私に指摘され、坂田さんは手を離す。自分で言っておきながら名残惜しさを感じてしまう。けれど、これ以上手を握りなんてされたら、私は燃えて消えてしまうのではないかと思った。ウン、今日はもう手洗わない。温もりを残す手を眺めながら私は決意した。

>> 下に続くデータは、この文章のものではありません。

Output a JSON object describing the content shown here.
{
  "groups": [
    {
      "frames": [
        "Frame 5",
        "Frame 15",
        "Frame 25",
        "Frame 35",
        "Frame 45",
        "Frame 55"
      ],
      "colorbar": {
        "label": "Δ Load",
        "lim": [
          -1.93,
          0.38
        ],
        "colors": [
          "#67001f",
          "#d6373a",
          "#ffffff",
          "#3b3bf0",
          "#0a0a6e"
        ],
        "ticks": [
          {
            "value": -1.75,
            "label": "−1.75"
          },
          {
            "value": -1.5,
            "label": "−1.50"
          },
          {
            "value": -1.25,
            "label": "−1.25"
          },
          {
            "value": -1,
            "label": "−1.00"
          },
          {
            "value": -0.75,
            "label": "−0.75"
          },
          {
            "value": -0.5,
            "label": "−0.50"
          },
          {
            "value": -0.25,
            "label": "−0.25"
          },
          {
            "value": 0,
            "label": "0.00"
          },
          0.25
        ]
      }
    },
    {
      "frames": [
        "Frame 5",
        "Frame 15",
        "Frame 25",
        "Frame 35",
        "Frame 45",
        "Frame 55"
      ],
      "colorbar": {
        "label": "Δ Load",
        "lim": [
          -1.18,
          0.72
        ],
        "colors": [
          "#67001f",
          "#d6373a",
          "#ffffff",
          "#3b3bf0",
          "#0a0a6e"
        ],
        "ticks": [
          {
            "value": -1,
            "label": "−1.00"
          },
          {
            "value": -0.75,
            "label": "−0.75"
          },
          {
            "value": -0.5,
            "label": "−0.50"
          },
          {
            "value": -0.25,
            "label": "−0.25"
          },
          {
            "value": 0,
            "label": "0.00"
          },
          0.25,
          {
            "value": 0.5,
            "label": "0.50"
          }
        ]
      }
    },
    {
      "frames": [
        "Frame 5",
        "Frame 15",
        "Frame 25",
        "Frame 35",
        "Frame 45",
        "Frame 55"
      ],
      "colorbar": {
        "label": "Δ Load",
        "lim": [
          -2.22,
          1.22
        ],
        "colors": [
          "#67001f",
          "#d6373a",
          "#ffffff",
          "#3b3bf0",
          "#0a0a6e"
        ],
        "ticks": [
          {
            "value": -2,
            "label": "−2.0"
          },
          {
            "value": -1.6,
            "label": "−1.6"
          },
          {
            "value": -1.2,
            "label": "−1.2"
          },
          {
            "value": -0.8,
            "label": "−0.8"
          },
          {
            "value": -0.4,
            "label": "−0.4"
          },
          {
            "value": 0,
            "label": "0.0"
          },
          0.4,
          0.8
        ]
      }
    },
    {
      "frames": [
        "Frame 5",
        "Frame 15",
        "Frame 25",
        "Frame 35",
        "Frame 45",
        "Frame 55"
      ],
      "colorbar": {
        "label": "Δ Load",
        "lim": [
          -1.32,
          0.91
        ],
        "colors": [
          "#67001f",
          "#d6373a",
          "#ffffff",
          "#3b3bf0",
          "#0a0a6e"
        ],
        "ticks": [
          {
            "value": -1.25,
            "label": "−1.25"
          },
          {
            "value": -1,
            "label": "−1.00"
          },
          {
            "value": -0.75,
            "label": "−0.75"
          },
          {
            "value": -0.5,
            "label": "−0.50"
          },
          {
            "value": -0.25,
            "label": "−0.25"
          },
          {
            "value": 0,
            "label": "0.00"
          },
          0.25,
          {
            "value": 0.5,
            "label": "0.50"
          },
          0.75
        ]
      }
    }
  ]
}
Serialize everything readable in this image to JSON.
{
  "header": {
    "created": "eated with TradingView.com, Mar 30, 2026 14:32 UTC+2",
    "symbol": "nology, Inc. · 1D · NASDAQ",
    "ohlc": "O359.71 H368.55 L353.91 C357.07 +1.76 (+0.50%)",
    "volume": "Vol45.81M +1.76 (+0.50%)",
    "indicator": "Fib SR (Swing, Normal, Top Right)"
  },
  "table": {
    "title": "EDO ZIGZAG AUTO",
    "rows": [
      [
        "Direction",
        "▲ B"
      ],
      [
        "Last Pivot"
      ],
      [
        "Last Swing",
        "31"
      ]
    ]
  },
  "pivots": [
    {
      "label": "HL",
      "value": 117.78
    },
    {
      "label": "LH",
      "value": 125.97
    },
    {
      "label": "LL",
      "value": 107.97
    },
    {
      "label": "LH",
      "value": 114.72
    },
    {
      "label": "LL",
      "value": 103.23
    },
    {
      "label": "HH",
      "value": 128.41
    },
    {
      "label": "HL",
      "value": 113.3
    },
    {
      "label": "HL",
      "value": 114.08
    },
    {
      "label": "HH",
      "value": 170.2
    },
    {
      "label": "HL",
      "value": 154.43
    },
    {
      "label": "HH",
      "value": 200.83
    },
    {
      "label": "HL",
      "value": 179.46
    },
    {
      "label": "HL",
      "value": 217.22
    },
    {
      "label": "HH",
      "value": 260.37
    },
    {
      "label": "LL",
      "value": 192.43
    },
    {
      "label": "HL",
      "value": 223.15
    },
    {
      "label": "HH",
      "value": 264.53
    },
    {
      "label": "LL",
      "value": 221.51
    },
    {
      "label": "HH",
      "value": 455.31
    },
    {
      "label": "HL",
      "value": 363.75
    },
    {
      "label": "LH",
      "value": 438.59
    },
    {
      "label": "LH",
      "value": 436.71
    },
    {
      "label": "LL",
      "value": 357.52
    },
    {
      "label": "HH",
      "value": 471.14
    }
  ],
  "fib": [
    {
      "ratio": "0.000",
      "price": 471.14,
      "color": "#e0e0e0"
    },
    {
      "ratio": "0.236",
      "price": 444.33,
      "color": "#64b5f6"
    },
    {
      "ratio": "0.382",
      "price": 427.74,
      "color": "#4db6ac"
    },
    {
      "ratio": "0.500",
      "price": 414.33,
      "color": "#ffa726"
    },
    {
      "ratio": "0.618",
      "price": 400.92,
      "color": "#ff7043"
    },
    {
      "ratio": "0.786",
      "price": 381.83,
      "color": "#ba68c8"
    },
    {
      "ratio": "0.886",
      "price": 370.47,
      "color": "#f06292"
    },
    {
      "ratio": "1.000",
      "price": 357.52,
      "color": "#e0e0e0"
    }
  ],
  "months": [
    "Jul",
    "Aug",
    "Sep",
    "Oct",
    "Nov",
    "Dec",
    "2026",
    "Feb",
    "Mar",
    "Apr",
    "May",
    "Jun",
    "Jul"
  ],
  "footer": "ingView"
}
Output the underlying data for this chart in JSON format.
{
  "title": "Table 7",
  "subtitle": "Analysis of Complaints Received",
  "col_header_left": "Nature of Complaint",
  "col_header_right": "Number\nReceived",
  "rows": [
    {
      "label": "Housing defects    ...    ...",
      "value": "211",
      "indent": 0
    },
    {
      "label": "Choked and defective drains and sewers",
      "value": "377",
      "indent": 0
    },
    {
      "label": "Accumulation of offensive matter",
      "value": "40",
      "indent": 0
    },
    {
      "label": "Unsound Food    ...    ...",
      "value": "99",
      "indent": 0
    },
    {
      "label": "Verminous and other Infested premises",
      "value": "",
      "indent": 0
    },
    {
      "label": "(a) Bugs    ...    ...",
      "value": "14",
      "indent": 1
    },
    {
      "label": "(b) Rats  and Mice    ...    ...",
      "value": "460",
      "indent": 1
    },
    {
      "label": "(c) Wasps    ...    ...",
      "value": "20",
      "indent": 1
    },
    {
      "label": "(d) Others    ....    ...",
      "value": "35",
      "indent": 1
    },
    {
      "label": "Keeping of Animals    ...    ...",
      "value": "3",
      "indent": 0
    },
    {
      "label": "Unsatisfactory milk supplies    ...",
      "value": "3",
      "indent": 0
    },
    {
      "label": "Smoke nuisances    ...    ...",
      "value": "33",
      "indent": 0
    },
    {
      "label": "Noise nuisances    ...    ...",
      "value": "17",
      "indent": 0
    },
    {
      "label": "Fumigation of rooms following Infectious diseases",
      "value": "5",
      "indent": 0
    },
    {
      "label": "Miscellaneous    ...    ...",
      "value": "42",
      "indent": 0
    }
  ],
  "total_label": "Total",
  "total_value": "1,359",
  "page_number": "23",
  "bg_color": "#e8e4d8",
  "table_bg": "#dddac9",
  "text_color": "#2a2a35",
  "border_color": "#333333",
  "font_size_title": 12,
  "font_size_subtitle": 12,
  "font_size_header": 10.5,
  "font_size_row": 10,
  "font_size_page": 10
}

「多分、江戸ならどこでも使えるとは思うんですけど、坂田さん何か食べたいものとかありますか?」
「んー、デザートが美味ェとこ」
「ううん、私もそれはあまり詳しくはないですねぇ。歩きながら探しましょうか」
「おう」

坂田さんと私は歩き出す。
本当は江戸中の甘味の美味しいところなど、全て調べつくしており、坂田さんが何を食べたいかによってルート分けすら済んでいるのだが、坂田さんと少しでも道を歩きたいがために私は嘘をつく。

「そういやお前、花屋だっけ?どこに店あるわけ?」
「エ」

給料入ったら一本でも買ってやるよ、と言う坂田さんに私は冷や汗が流れる。花屋という咄嗟についた嘘について質問されるなど思いもよらなかった。どうしよう。なんとかまた嘘をついて誤魔化すしか方法はない。私は見廻組副長補佐として日々動かしている頭を全力稼働させる。

「か、かぶき町の外なんですけど…あまりオススメはしないです!ほんと!来ないほうがいいです!やばいんで!」
「やばいって何が」
「客層が悪くてェ、か、怪人みたいな人が来るっていうか…」
「!…オイオイそれってあれ?ピッコロ的な色のやつか?ピッコロの色してピッコロも土下座しちまうようなアレなのか!?」
「そうです、アレです!アレがほんと、常連です。ランチタイムとかやばいです!」
「ラッランチタイム!?!?ッランチって、お前それ食われてんだろォオ!!無事か!?お前はそれで無事なのか!?」

なんだかよくわからないが、坂田さんはお前がそう言うなら、やめとくわと顔を青ざめながら言った。ピッコロ的な色のアレに関しては私は少しも理解できなかったが、どうやら誤魔化すことは成功したようで、私はふうと息を吐いた。